Over the past decade, substantial resources have been spent on tackling avian influenza and building a global capacity for a pandemic response. The catastrophic costs of the 1918 influenza pandemic are well documented, and the swine flu pandemic of 2009-10 has raised the alarm yet again.
Across the world, surveillance systems have been upgraded, stockpiles of antiviral drugs and influenza vaccines have been created, veterinary and public health systems have been improved and poultry production and marketing has been dramatically restructured. What are the lessons from this experience? And what does this suggest for the future?
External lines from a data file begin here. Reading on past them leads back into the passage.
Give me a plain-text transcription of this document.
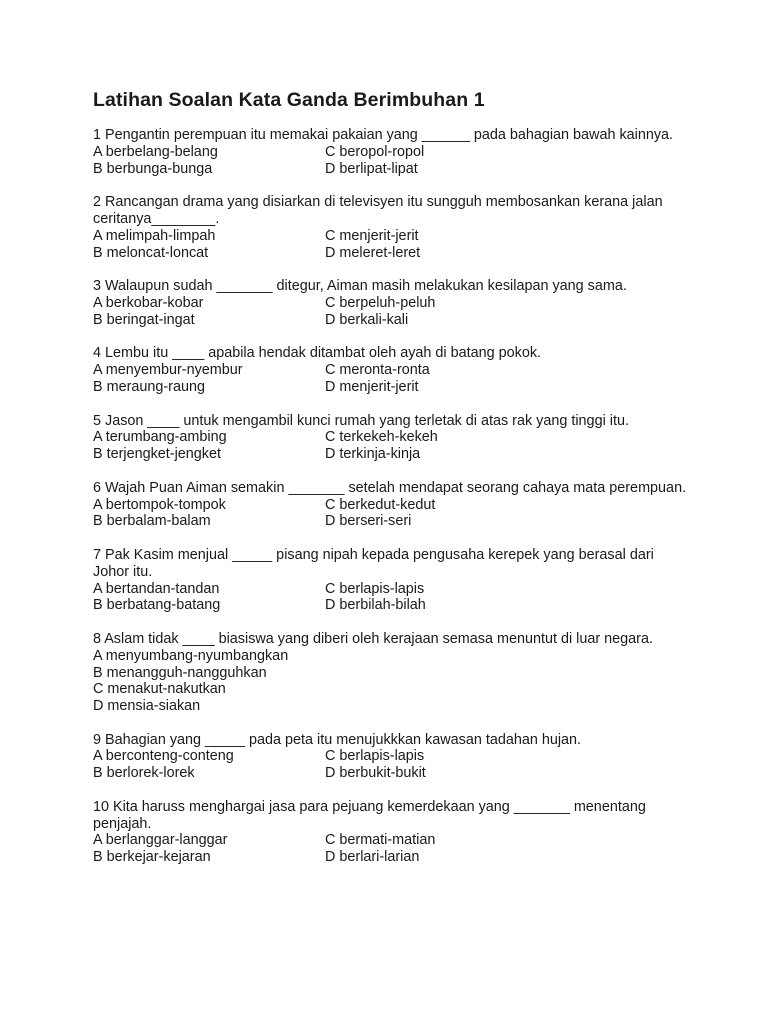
Latihan Soalan Kata Ganda Berimbuhan 1

1 Pengantin perempuan itu memakai pakaian yang ______ pada bahagian bawah kainnya.

A berbelang-belang	C beropol-ropol

B berbunga-bunga	D berlipat-lipat

2 Rancangan drama yang disiarkan di televisyen itu sungguh membosankan kerana jalan ceritanya________.

A melimpah-limpah	C menjerit-jerit

B meloncat-loncat	D meleret-leret

3 Walaupun sudah _______ ditegur, Aiman masih melakukan kesilapan yang sama.

A berkobar-kobar	C berpeluh-peluh

B beringat-ingat	D berkali-kali

4 Lembu itu ____ apabila hendak ditambat oleh ayah di batang pokok.

A menyembur-nyembur	C meronta-ronta

B meraung-raung	D menjerit-jerit

5 Jason ____ untuk mengambil kunci rumah yang terletak di atas rak yang tinggi itu.

A terumbang-ambing	C terkekeh-kekeh

B terjengket-jengket	D terkinja-kinja

6 Wajah Puan Aiman semakin _______ setelah mendapat seorang cahaya mata perempuan.

A bertompok-tompok	C berkedut-kedut

B berbalam-balam	D berseri-seri

7 Pak Kasim menjual _____ pisang nipah kepada pengusaha kerepek yang berasal dari Johor itu.

A bertandan-tandan	C berlapis-lapis

B berbatang-batang	D berbilah-bilah

8 Aslam tidak ____ biasiswa yang diberi oleh kerajaan semasa menuntut di luar negara.

A menyumbang-nyumbangkan

B menangguh-nangguhkan

C menakut-nakutkan

D mensia-siakan

9 Bahagian yang _____ pada peta itu menujukkkan kawasan tadahan hujan.

A berconteng-conteng	C berlapis-lapis

B berlorek-lorek	D berbukit-bukit

10 Kita haruss menghargai jasa para pejuang kemerdekaan yang _______ menentang penjajah.

A berlanggar-langgar	C bermati-matian

B berkejar-kejaran	D berlari-larian
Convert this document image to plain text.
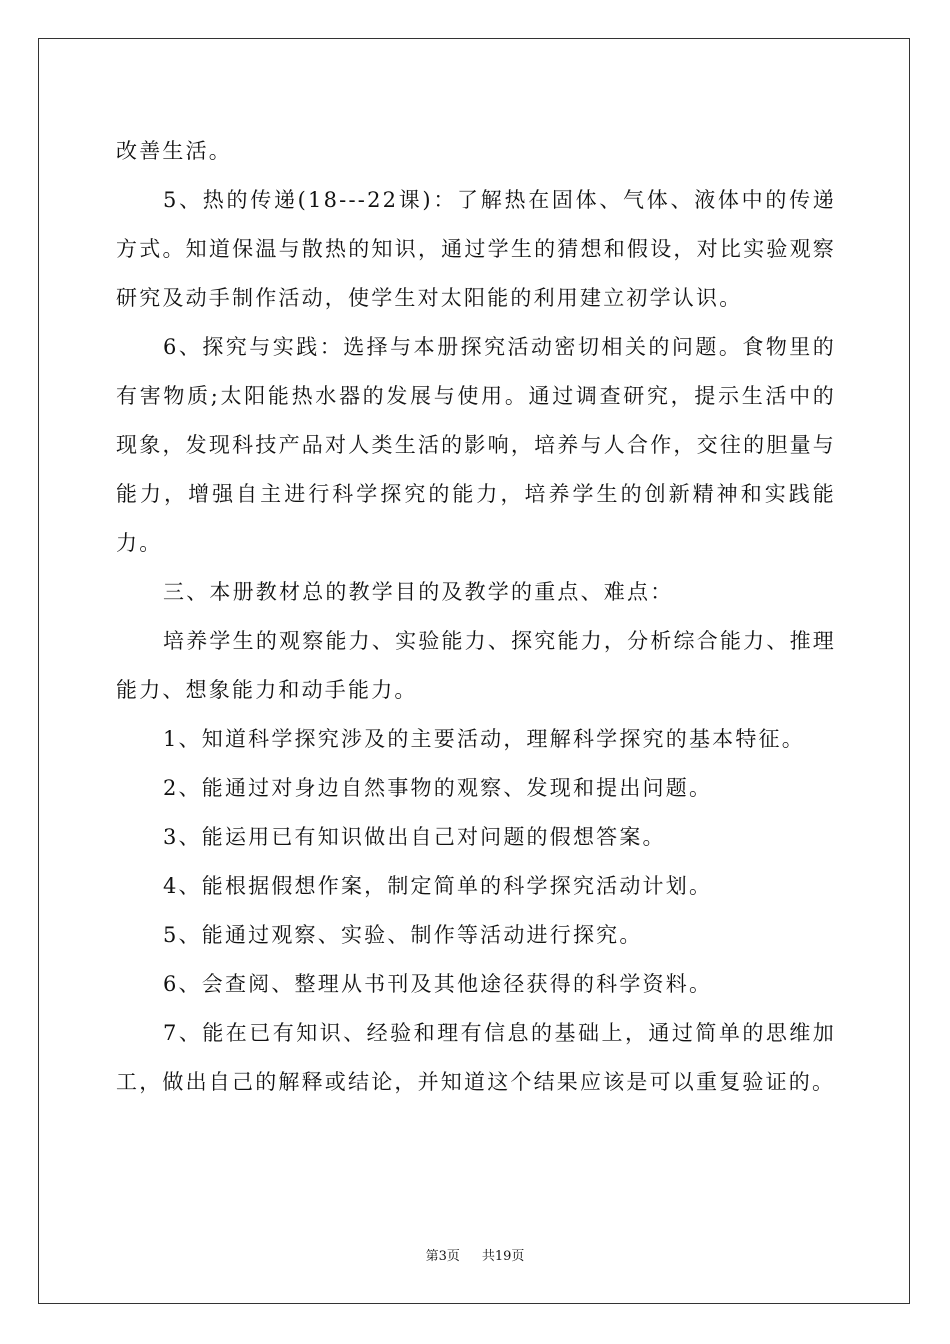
改善生活。

5、热的传递(18---22课)：了解热在固体、气体、液体中的传递方式。知道保温与散热的知识，通过学生的猜想和假设，对比实验观察研究及动手制作活动，使学生对太阳能的利用建立初学认识。

6、探究与实践：选择与本册探究活动密切相关的问题。食物里的有害物质;太阳能热水器的发展与使用。通过调查研究，提示生活中的现象，发现科技产品对人类生活的影响，培养与人合作，交往的胆量与能力，增强自主进行科学探究的能力，培养学生的创新精神和实践能力。

三、本册教材总的教学目的及教学的重点、难点：

培养学生的观察能力、实验能力、探究能力，分析综合能力、推理能力、想象能力和动手能力。

1、知道科学探究涉及的主要活动，理解科学探究的基本特征。

2、能通过对身边自然事物的观察、发现和提出问题。

3、能运用已有知识做出自己对问题的假想答案。

4、能根据假想作案，制定简单的科学探究活动计划。

5、能通过观察、实验、制作等活动进行探究。

6、会查阅、整理从书刊及其他途径获得的科学资料。

7、能在已有知识、经验和理有信息的基础上，通过简单的思维加工，做出自己的解释或结论，并知道这个结果应该是可以重复验证的。

第3页 共19页
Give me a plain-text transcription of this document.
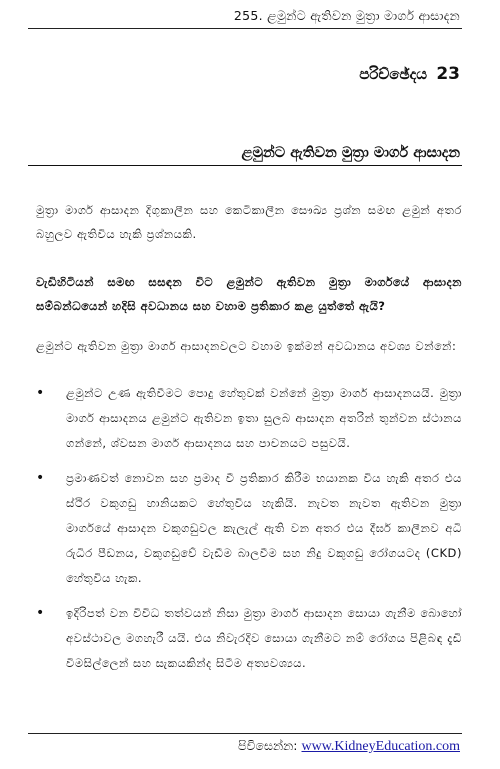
255. ළමුන්ට ඇතිවන මුත්‍රා මාර්ග ආසාදන
පරිච්ඡේදය 23
ළමුන්ට ඇතිවන මුත්‍රා මාර්ග ආසාදන

මුත්‍රා මාර්ග ආසාදන දිගුකාලීන සහ කෙටිකාලීන සෞඛ්‍ය ප්‍රශ්න සමඟ ළමුන් අතර බහුලව ඇතිවිය හැකි ප්‍රශ්නයකි.

වැඩිහිටියන් සමඟ සසඳන විට ළමුන්ට ඇතිවන මුත්‍රා මාර්ගයේ ආසාදන සම්බන්ධයෙන් හදිසි අවධානය සහ වහාම ප්‍රතිකාර කළ යුත්තේ ඇයි?

ළමුන්ට ඇතිවන මුත්‍රා මාර්ග ආසාදනවලට වහාම ඉක්මන් අවධානය අවශ්‍ය වන්නේ:

• ළමුන්ට උණ ඇතිවීමට පොදු හේතුවක් වන්නේ මුත්‍රා මාර්ග ආසාදනයයි. මුත්‍රා මාර්ග ආසාදනය ළමුන්ට ඇතිවන ඉතා සුලබ ආසාදන අතරින් තුන්වන ස්ථානය ගන්නේ, ශ්වසන මාර්ග ආසාදනය සහ පාචනයට පසුවයි.
• ප්‍රමාණවත් නොවන සහ ප්‍රමාද වී ප්‍රතිකාර කිරීම භයානක විය හැකි අතර එය ස්ථිර වකුගඩු හානියකට හේතුවිය හැකියි. නැවත නැවත ඇතිවන මුත්‍රා මාර්ගයේ ආසාදන වකුගඩුවල කැලැල් ඇති වන අතර එය දීර්ඝ කාලීනව අධි රුධිර පීඩනය, වකුගඩුවේ වැඩීම බාලවීම සහ නිදු වකුගඩු රෝගයටද (CKD) හේතුවිය හැක.
• ඉදිරිපත් වන විවිධ තත්වයන් නිසා මුත්‍රා මාර්ග ආසාදන සොයා ගැනීම බොහෝ අවස්ථාවල මගහැරී යයි. එය නිවැරදිව සොයා ගැනීමට නම් රෝගය පිළිබඳ දැඩි විමසිල්ලෙන් සහ සැකයකින්ද සිටීම අත්‍යවශ්‍යය.
පිවිසෙන්න: www.KidneyEducation.com
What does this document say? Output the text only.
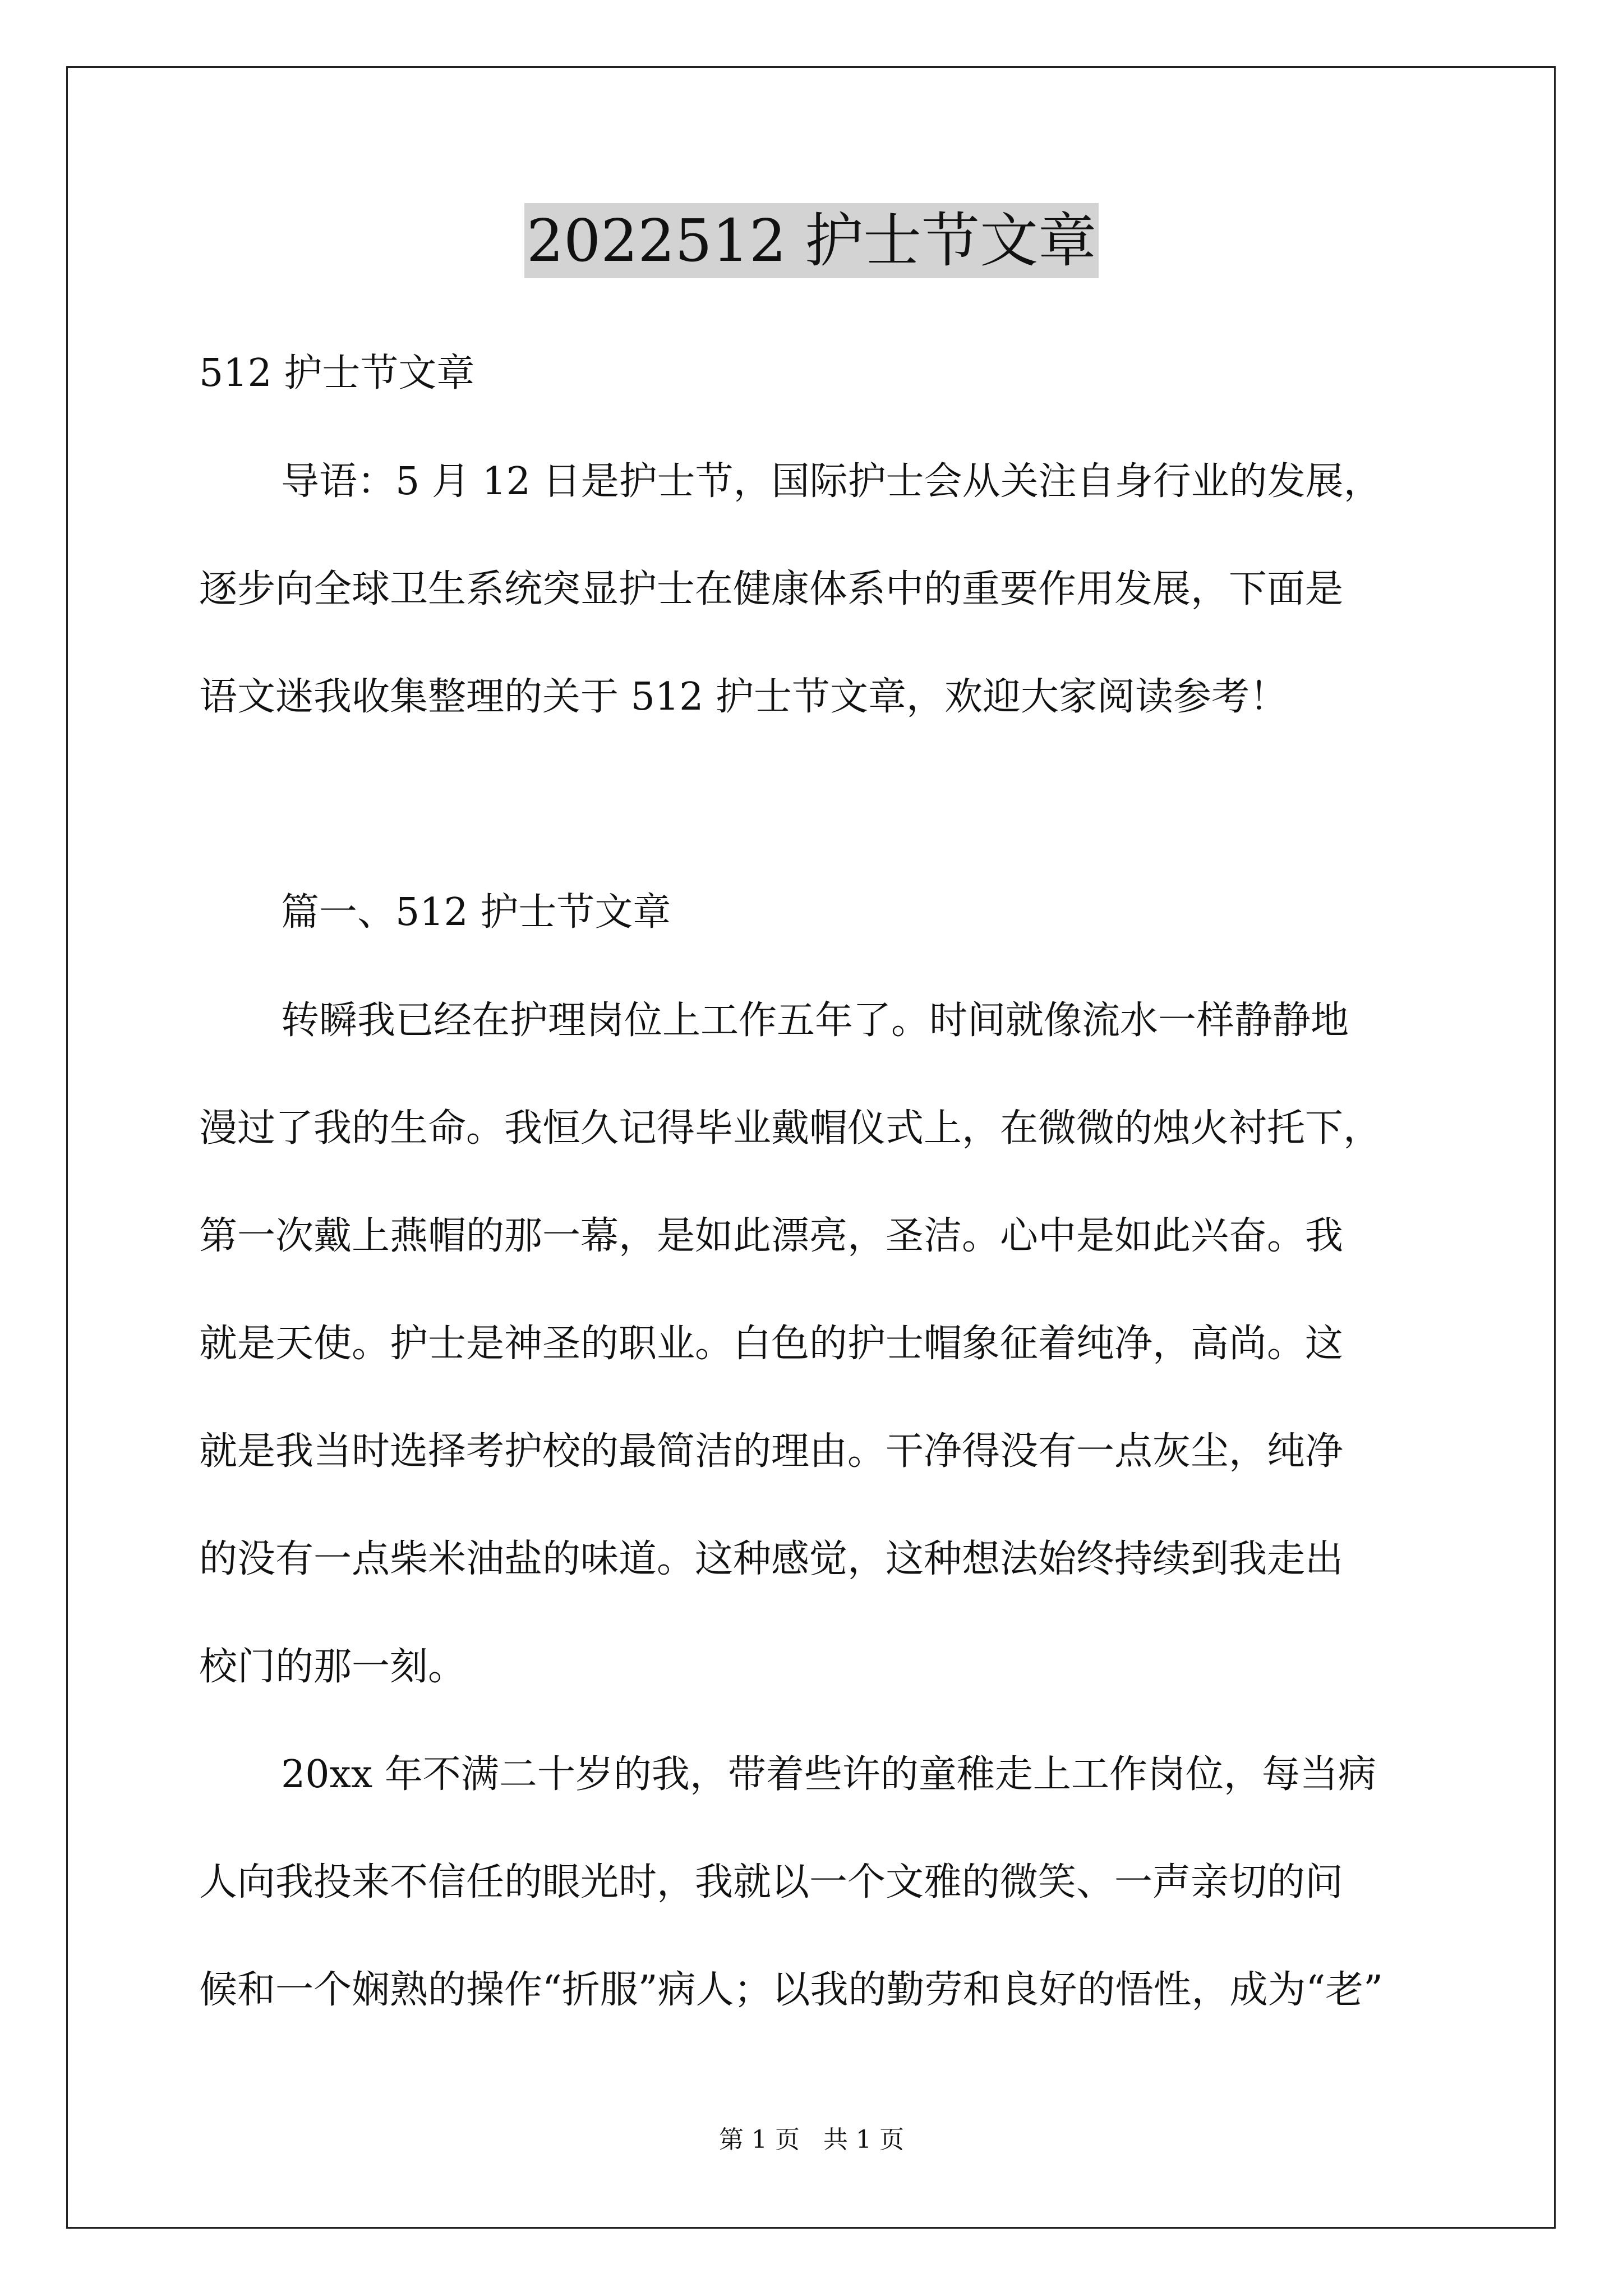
2022512 护士节文章
512 护士节文章
导语：5 月 12 日是护士节，国际护士会从关注自身行业的发展，
逐步向全球卫生系统突显护士在健康体系中的重要作用发展，下面是
语文迷我收集整理的关于 512 护士节文章，欢迎大家阅读参考！
篇一、512 护士节文章
转瞬我已经在护理岗位上工作五年了。时间就像流水一样静静地
漫过了我的生命。我恒久记得毕业戴帽仪式上，在微微的烛火衬托下，
第一次戴上燕帽的那一幕，是如此漂亮，圣洁。心中是如此兴奋。我
就是天使。护士是神圣的职业。白色的护士帽象征着纯净，高尚。这
就是我当时选择考护校的最简洁的理由。干净得没有一点灰尘，纯净
的没有一点柴米油盐的味道。这种感觉，这种想法始终持续到我走出
校门的那一刻。
20xx 年不满二十岁的我，带着些许的童稚走上工作岗位，每当病
人向我投来不信任的眼光时，我就以一个文雅的微笑、一声亲切的问
候和一个娴熟的操作“折服”病人；以我的勤劳和良好的悟性，成为“老”
第 1 页   共 1 页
This book explores how virus genetics, ecology and epidemiology intersect with economic, political and policy processes in a variety of places – from Bangkok to Washington, to Jakarta, Cairo, Rome and London. It focuses on the interaction of the international and national responses – and in particular the experiences of Cambodia, Vietnam, Indonesia and Thailand. It asks how effective is the disease surveillance and response system – can it respond to a new pandemic threat? The comparative analysis reveals the challenges and limitations of a technocratic, centralised response, and the need to take seriously local contexts.
Drawing from these experiences, the book concludes with a discussion of future prospects and challenges, examining in particular what a ‘One World, One Health’ approach – where approaches to animal, human and ecosystem health are integrated – would look like in practice.